Cerca de 13,6 milhões de europeus emigrantes com "direitos políticos limitados"

 

Lusa/AO Online   Internacional   21 de Set de 2013, 15:20

Cerca de 13,6 milhões de europeus que emigraram para países da União Europeia têm "os seus direitos políticos limitados" ao não poderem votar nas eleições do país onde residem e pagam os seus impostos, segundo a Associação Europeia sem Fronteiras.

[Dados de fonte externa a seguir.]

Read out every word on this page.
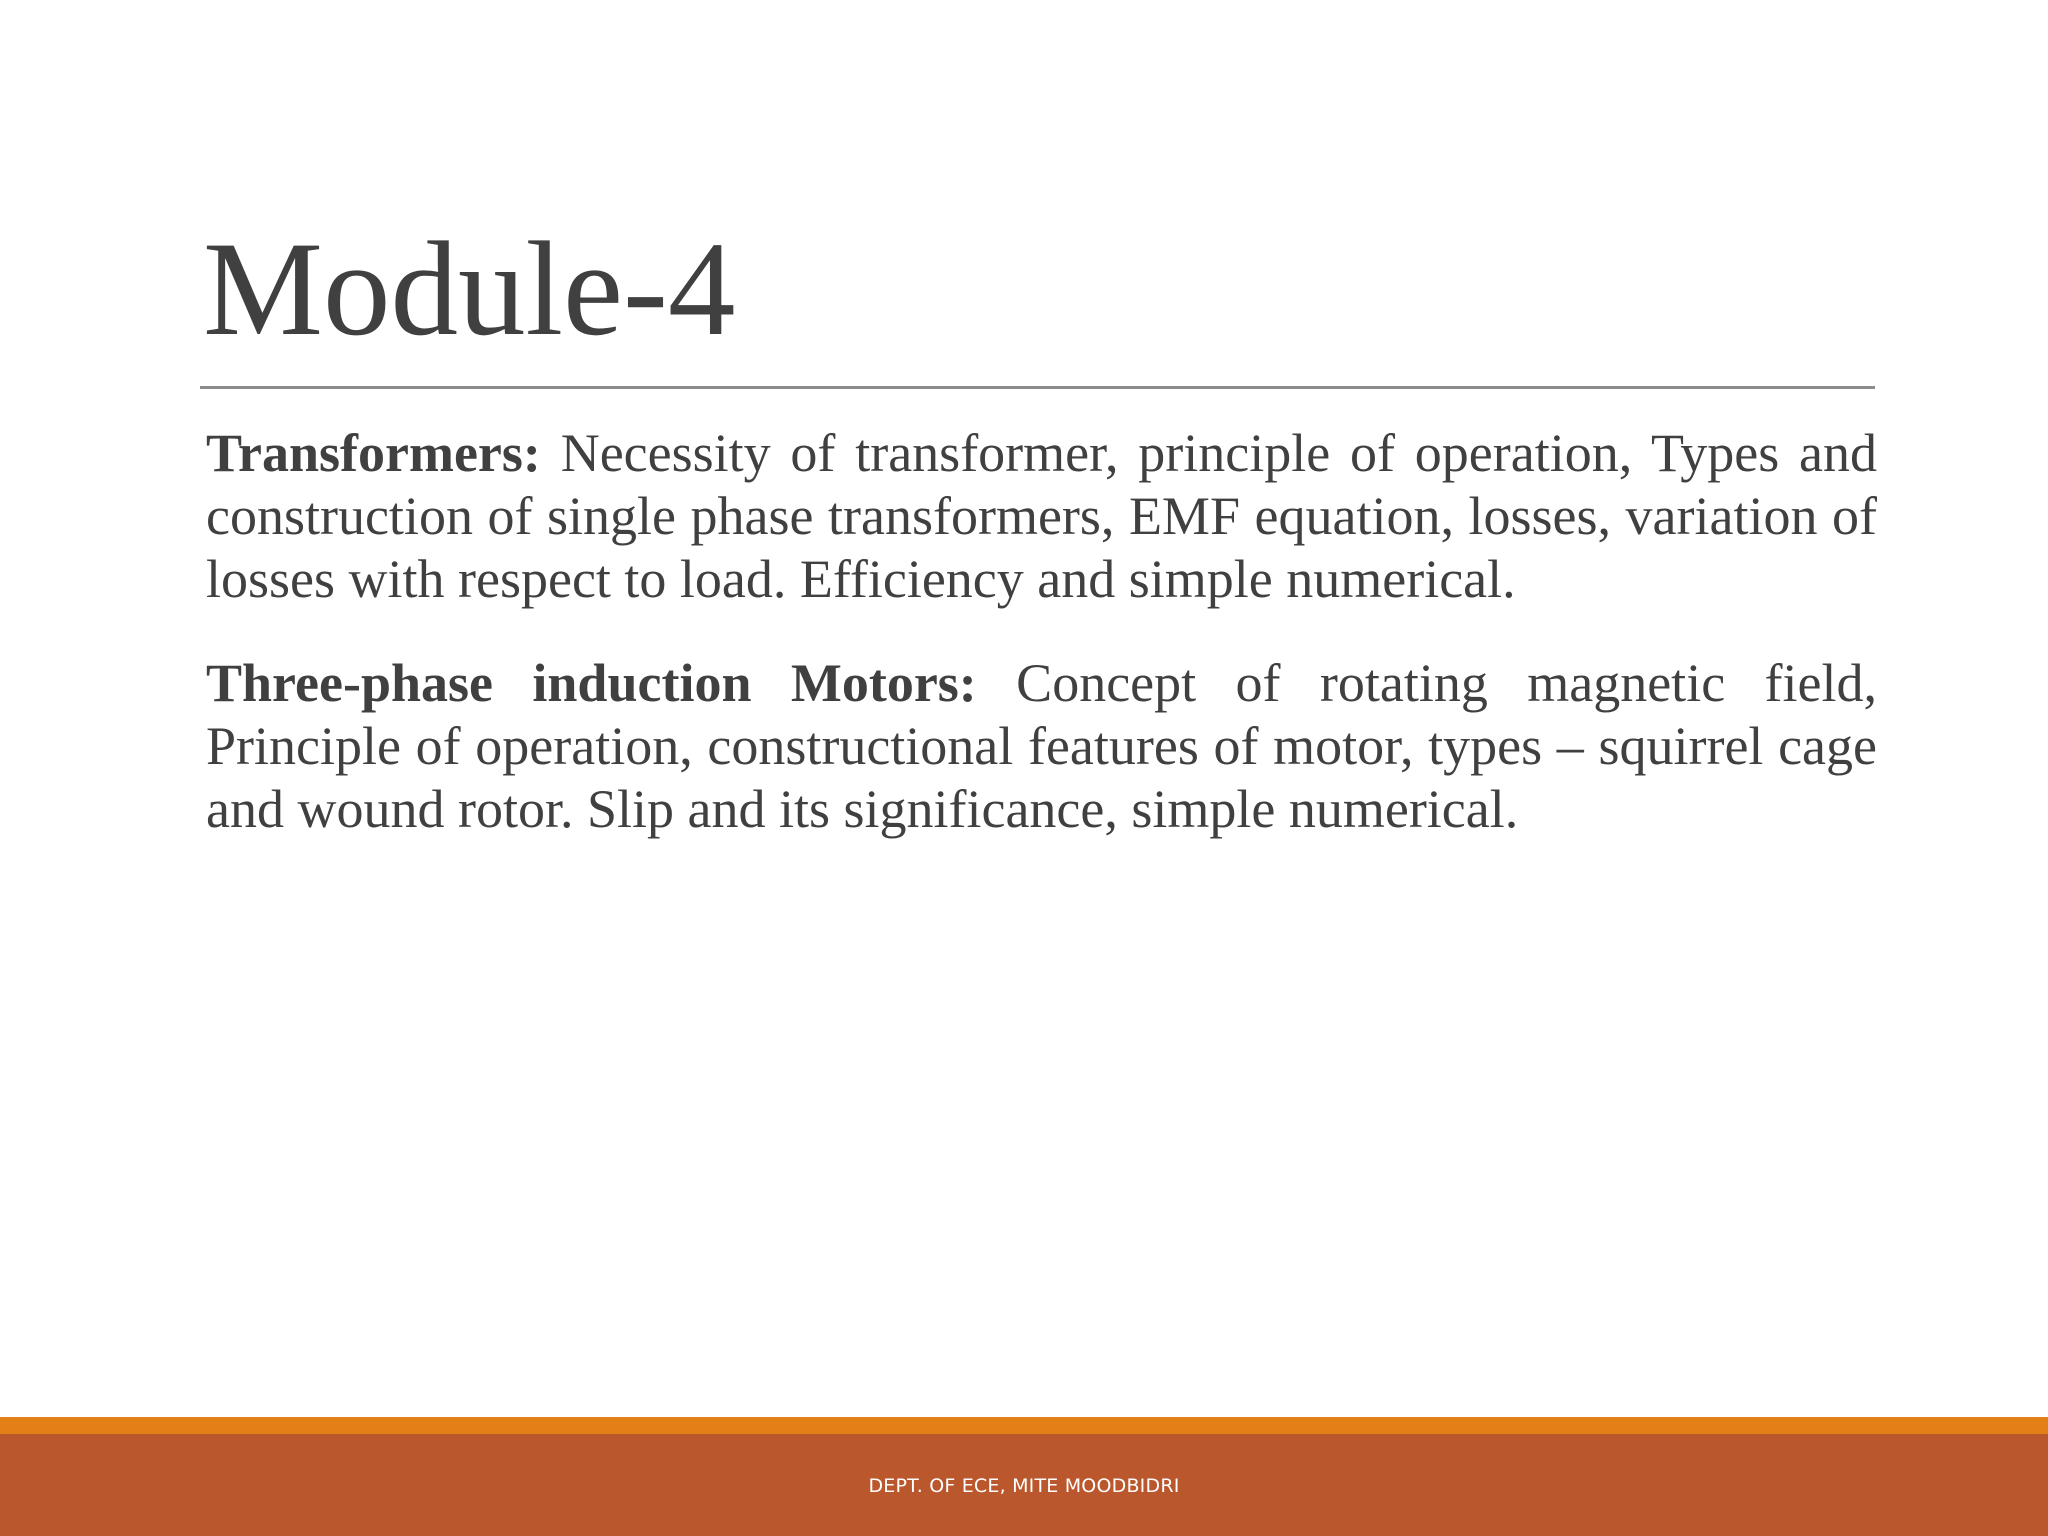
Module-4

Transformers: Necessity of transformer, principle of operation, Types and construction of single phase transformers, EMF equation, losses, variation of losses with respect to load. Efficiency and simple numerical.

Three-phase induction Motors: Concept of rotating magnetic field, Principle of operation, constructional features of motor, types – squirrel cage and wound rotor. Slip and its significance, simple numerical.

DEPT. OF ECE, MITE MOODBIDRI
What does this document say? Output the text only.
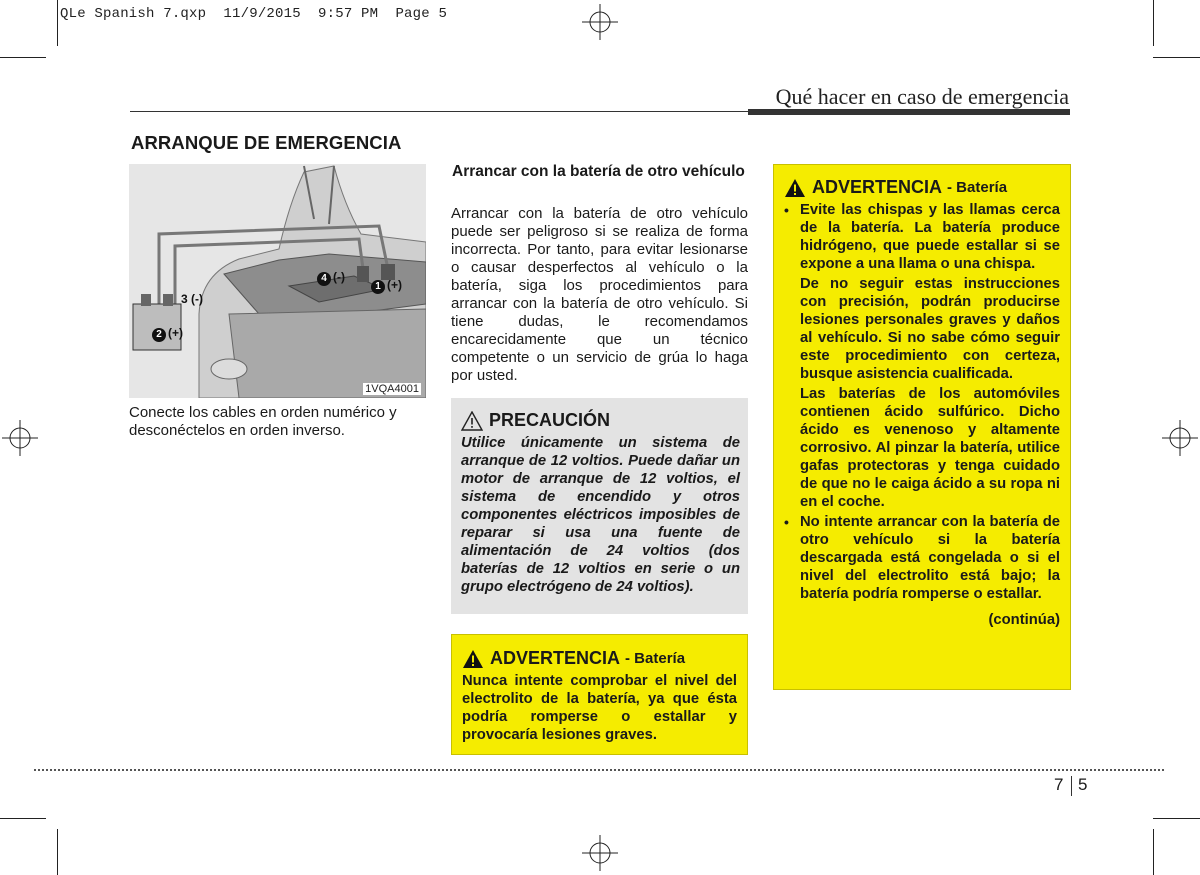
QLe Spanish 7.qxp  11/9/2015  9:57 PM  Page 5
Qué hacer en caso de emergencia
ARRANQUE DE EMERGENCIA
4 (-)
1 (+)
3 (-)
2 (+)
1VQA4001
Conecte los cables en orden numérico y desconéctelos en orden inverso.
Arrancar con la batería de otro vehículo
Arrancar con la batería de otro vehículo puede ser peligroso si se realiza de forma incorrecta. Por tanto, para evitar lesionarse o causar desperfectos al vehículo o la batería, siga los procedimientos para arrancar con la batería de otro vehículo. Si tiene dudas, le recomendamos encarecidamente que un técnico competente o un servicio de grúa lo haga por usted.
PRECAUCIÓN
Utilice únicamente un sistema de arranque de 12 voltios. Puede dañar un motor de arranque de 12 voltios, el sistema de encendido y otros componentes eléctricos imposibles de reparar si usa una fuente de alimentación de 24 voltios (dos baterías de 12 voltios en serie o un grupo electrógeno de 24 voltios).
ADVERTENCIA - Batería
Nunca intente comprobar el nivel del electrolito de la batería, ya que ésta podría romperse o estallar y provocaría lesiones graves.
ADVERTENCIA - Batería
• Evite las chispas y las llamas cerca de la batería. La batería produce hidrógeno, que puede estallar si se expone a una llama o una chispa.
De no seguir estas instrucciones con precisión, podrán producirse lesiones personales graves y daños al vehículo. Si no sabe cómo seguir este procedimiento con certeza, busque asistencia cualificada.
Las baterías de los automóviles contienen ácido sulfúrico. Dicho ácido es venenoso y altamente corrosivo. Al pinzar la batería, utilice gafas protectoras y tenga cuidado de que no le caiga ácido a su ropa ni en el coche.
• No intente arrancar con la batería de otro vehículo si la batería descargada está congelada o si el nivel del electrolito está bajo; la batería podría romperse o estallar.
(continúa)
7 5
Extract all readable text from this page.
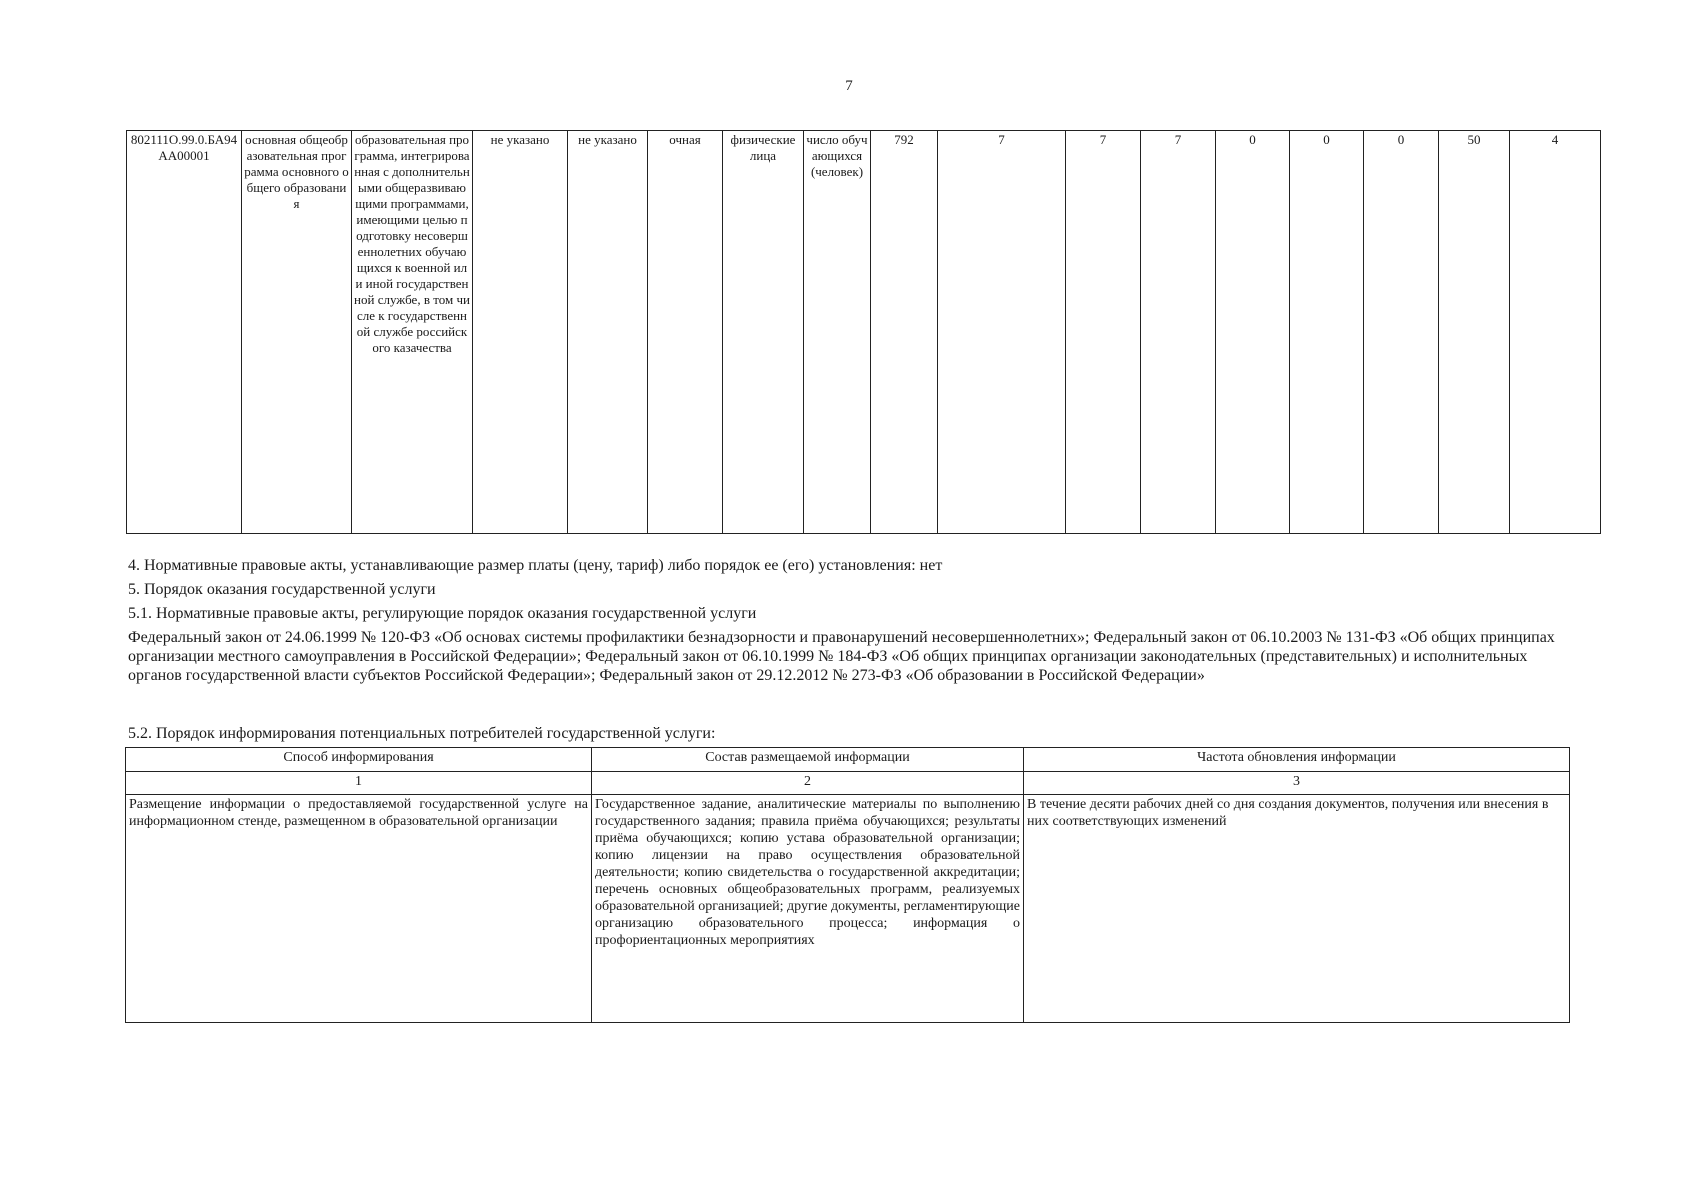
7
802111О.99.0.БА94АА00001	основная общеобразовательная программа основного общего образования	образовательная программа, интегрированная с дополнительными общеразвивающими программами, имеющими целью подготовку несовершеннолетних обучающихся к военной или иной государственной службе, в том числе к государственной службе российского казачества	не указано	не указано	очная	физические лица	число обучающихся (человек)	792	7	7	7	0	0	0	50	4
4. Нормативные правовые акты, устанавливающие размер платы (цену, тариф) либо порядок ее (его) установления: нет
5. Порядок оказания государственной услуги
5.1. Нормативные правовые акты, регулирующие порядок оказания государственной услуги
Федеральный закон от 24.06.1999 № 120-ФЗ «Об основах системы профилактики безнадзорности и правонарушений несовершеннолетних»; Федеральный закон от 06.10.2003 № 131-ФЗ «Об общих принципах организации местного самоуправления в Российской Федерации»; Федеральный закон от 06.10.1999 № 184-ФЗ «Об общих принципах организации законодательных (представительных) и исполнительных органов государственной власти субъектов Российской Федерации»; Федеральный закон от 29.12.2012 № 273-ФЗ «Об образовании в Российской Федерации»
5.2. Порядок информирования потенциальных потребителей государственной услуги:
Способ информирования	Состав размещаемой информации	Частота обновления информации
1	2	3
Размещение информации о предоставляемой государственной услуге на информационном стенде, размещенном в образовательной организации	Государственное задание, аналитические материалы по выполнению государственного задания; правила приёма обучающихся; результаты приёма обучающихся; копию устава образовательной организации; копию лицензии на право осуществления образовательной деятельности; копию свидетельства о государственной аккредитации; перечень основных общеобразовательных программ, реализуемых образовательной организацией; другие документы, регламентирующие организацию образовательного процесса; информация о профориентационных мероприятиях	В течение десяти рабочих дней со дня создания документов, получения или внесения в них соответствующих изменений
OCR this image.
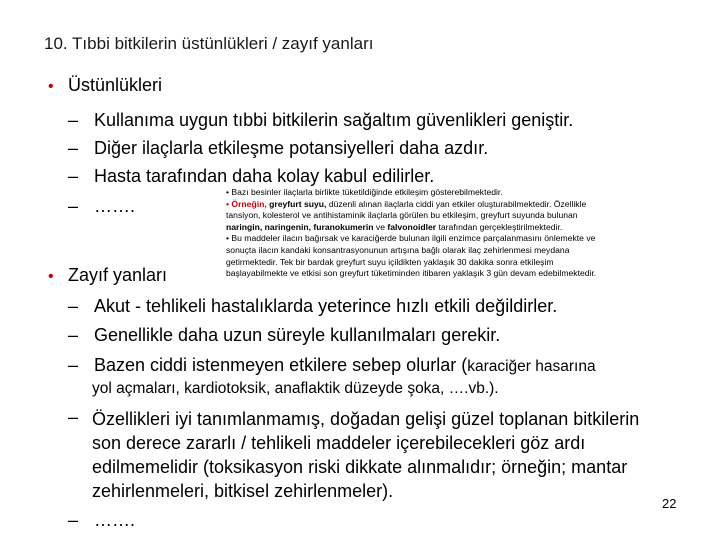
10. Tıbbi bitkilerin üstünlükleri / zayıf yanları
• Üstünlükleri
– Kullanıma uygun tıbbi bitkilerin sağaltım güvenlikleri geniştir.
– Diğer ilaçlarla etkileşme potansiyelleri daha azdır.
– Hasta tarafından daha kolay kabul edilirler.
– …….

• Bazı besinler ilaçlarla birlikte tüketildiğinde etkileşim gösterebilmektedir.

• Örneğin, greyfurt suyu, düzenli alınan ilaçlarla ciddi yan etkiler oluşturabilmektedir. Özellikle

tansiyon, kolesterol ve antihistaminik ilaçlarla görülen bu etkileşim, greyfurt suyunda bulunan

naringin, naringenin, furanokumerin ve falvonoidler tarafından gerçekleştirilmektedir.

• Bu maddeler ilacın bağırsak ve karaciğerde bulunan ilgili enzimce parçalanmasını önlemekte ve

sonuçta ilacın kandaki konsantrasyonunun artışına bağlı olarak ilaç zehirlenmesi meydana

getirmektedir. Tek bir bardak greyfurt suyu içildikten yaklaşık 30 dakika sonra etkileşim

başlayabilmekte ve etkisi son greyfurt tüketiminden itibaren yaklaşık 3 gün devam edebilmektedir.

• Zayıf yanları
– Akut - tehlikeli hastalıklarda yeterince hızlı etkili değildirler.
– Genellikle daha uzun süreyle kullanılmaları gerekir.
– Bazen ciddi istenmeyen etkilere sebep olurlar (karaciğer hasarına
yol açmaları, kardiotoksik, anaflaktik düzeyde şoka, ….vb.).
– Özellikleri iyi tanımlanmamış, doğadan gelişi güzel toplanan bitkilerin son derece zararlı / tehlikeli maddeler içerebilecekleri göz ardı edilmemelidir (toksikasyon riski dikkate alınmalıdır; örneğin; mantar zehirlenmeleri, bitkisel zehirlenmeler).
– …….
22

A plataforma sublinha que estas pessoas não participam nas eleições nacionais ou regionais do país em que vivem, mas cumprem as suas obrigações fiscais, o que faz com que não tenham os mesmos direitos. No total, estes 13,6 milhões de emigrantes equivalem à soma da população da Áustria, Irlanda e Luxemburgo, refere a plataforma europeia, que se baseou nos dados do gabinete de estatísticas da União Europeia (Eurostat). Cita como exemplo "casos extremos", como o do Reino Unido, em que os ingleses podem perder o direito de votar no seu próprio país se viverem no estrangeiro há mais de 15 anos. Para a plataforma, esta situação cria "cidadãos de segunda, sem nenhum direito político”, tanto no país de origem como no país de destino". Por esta razão, a Associação Europeia sem Fronteiras pretende lançar a iniciativa "Let me Vote", que defende que os emigrantes europeus residentes noutros Estados-membros possam votar em todas as eleições que se realizam no país em que residem nas mesmas condições dos seus habitantes. A iniciativa necessita de um milhão de assinaturas de, pelo menos, um quarto dos Estados-Membros para que a Comissão Europeia a possa estudar e submetê-la ao Parlamento Europeu.